São abundantes os sinais de que o arguido A... há muito pretende agredir o seu irmão C.... Os indícios deste desígnio, para além da gravidade evidenciada nesta ocorrência, estão patentes nos autos de notícia incertos a fls. 166 e 168, onde ressalta o perfil violento do arguido.
Se tomarmos em consideração o resultado da busca que lhe apreendeu vário material explosivo e ofensivo, aparentemente sem justificação válida, que indicia também a prática de um crime de posse de explosivos p. e p. pelo art° 275°, n.1 do Código Penal, são avisadas as razões cautelares que determinaram a aplicação da prisão preventiva. É forte a probabilidade do arguido reiterar o seu comportamento atentando contra a vida do seu irmão. Este propósito não é inédito e parece bem vincado.
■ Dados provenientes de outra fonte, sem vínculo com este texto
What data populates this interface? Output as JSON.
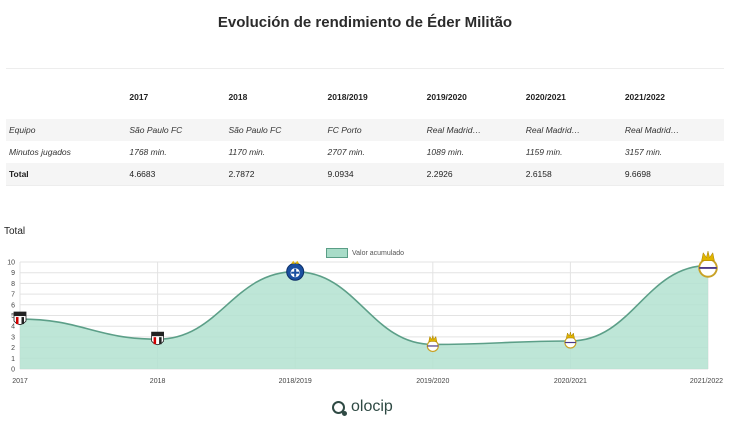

Termos em que na procedência parcial do recurso decide-se revogar a decisão recorrida quanto ao arguido B... ordenando que o mesmo seja sujeito a termo de identidade e residência, pela indiciada prática de crime de homicídio qualificado, na forma tentada, previsto e punido pelos artigos 22°,23° 131° e 132° n.2 al. g) todos do Código Penal e crime de detenção ilegal de arma previsto e punido pelo art. 6° da Lei 22/97, de 27 de Junho, na redacção que lhe foi dada pela Lei 98/2001, de 25 de Agosto.
O arguido A... aguardará os ulteriores termos processuais sujeito à obrigação de permanência na habitação tal qual foi ordenado pela decisão recorrida.

Comunique de imediato ao tribunal recorrido que o arguido B... deve ser restituído á liberdade depois de prestar T.I.R..
O arguido A... suporta as custas do recurso – 5 UC de taxa de justiça.